И все же я очень сомневаюсь, что цели, идеи и надежды человека сильно изменились со времен самых ранних записей. Когда начинаешь осознавать, что геологи насчитывают период по меньшей мере в тридцать миллионов лет, в течение которого откладывались триасовые породы — самый нижний слой, в котором видны признаки жизни, — и что вся записанная история — лишь бесконечно малая капля в океане незаписанного времени, начинаешь понимать, по крайней мере, что сила, стоящая за миром, как бы мы ее ни называли, — это сила, которую ни в коем случае нельзя торопить, но которая работает с неспешностью, которую мы, с нашим коротким и поспешным отрезком жизни, не можем по-настоящему постичь. И все же у нее, кажется, есть план! Те странные рогатые, горбатые, бронированные звери доисторических пород до ошеломления похожи на нас в том, что касается физического строения: у них были сердце, мозг, глаза, легкие, ноги, скелет схожего плана. Кажется, будто творческий дух работал по хорошо продуманному образцу, пытался создать вполне определенный вид существ. Отнюдь не бесконечное разнообразие, если подумать о том, каких существ мог бы придумать и изобрести даже человек, если бы захотел.
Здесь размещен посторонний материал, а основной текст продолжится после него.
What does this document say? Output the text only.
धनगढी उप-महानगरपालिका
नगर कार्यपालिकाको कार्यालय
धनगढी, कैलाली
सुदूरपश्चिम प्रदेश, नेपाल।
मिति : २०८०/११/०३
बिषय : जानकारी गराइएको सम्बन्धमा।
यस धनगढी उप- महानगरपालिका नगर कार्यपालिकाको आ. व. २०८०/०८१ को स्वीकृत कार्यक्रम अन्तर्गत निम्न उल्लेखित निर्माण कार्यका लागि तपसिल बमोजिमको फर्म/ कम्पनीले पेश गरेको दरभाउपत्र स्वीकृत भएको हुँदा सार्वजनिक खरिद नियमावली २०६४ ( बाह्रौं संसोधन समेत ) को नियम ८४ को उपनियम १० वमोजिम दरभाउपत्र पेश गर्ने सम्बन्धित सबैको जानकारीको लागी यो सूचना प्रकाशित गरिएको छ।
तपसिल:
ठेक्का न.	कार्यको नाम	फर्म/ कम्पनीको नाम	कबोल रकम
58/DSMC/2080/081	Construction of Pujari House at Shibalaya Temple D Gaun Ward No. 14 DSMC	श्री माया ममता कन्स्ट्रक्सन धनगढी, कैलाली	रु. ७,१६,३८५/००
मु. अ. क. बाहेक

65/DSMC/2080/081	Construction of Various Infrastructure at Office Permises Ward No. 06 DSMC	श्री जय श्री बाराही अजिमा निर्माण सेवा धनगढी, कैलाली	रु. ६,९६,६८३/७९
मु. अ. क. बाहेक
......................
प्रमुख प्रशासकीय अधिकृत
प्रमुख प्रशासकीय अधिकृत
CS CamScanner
В мысли существует такой же род преемственности и единства. Заботы человека во все века одни и те же: обеспечить свои материальные нужды и размышлять о том, что может произойти с его духом, когда тело, сломленное несчастным случаем, болезнью или распадом, больше не сможет вмещать его душу. Лучшая мысль человека всегда была сосредоточена на попытках придумать некую будущую надежду, которая могла бы побудить его жить с жаждой, терпеливо переносить невзгоды и поступать правильно. По мере того как наука открывает перед нами свой огромный том, мы, естественно, становимся все более нетерпеливыми к поспешным догадкам человека в религии и философии, пытающимся определить то, чего мы еще не можем знать. Но мы должны быть очень бережны к старым страстным верованиям, к интенсивному желанию приписать благородным и возвышенным духам, таким как Будда и Магомет, некий источник божественно дарованного знания. И все же, конечно, возникает неизбежная печаль, когда мы обнаруживаем, что старые уверенности растворяются в тумане, и мы должны быть очень осторожны, чтобы заменить их, если они ускользают из наших рук, неким принципом, который придаст нам свежесть и мужество. Признаюсь, для меня крошечные достоверности науки гораздо более вдохновляющи, чем самые пылкие грезы воображающих людей. Знание того, что в мире существует негибкий порядок и что мы увидим то, что увидим, а не то, во что хотели бы верить, бесконечно освежает и поддерживает. Я чувствую, что отправляюсь в путь в то, что мне неизвестно, но в нечто, что неизбежно существует и не может быть изменено моими собственными надеждами и фантазиями. Это похоже на путешествие, удовольствие от которого в том, что ожидающие нас виды неожиданны и новы. Ведь путешествие было бы очень скучным делом, если бы мы точно знали, что ждет впереди, и еще более скучным, если бы мы могли заранее определить, что намерены увидеть, и могли созерцать лишь картины собственного воображения. В этом и заключается прелесть и польза опыта: он совсем не такой, как мы ожидаем или на что надеемся. В чем-то он печальнее и темнее, но в большинстве отношений он гораздо богаче, чудеснее и сияющее, чем мы мечтали.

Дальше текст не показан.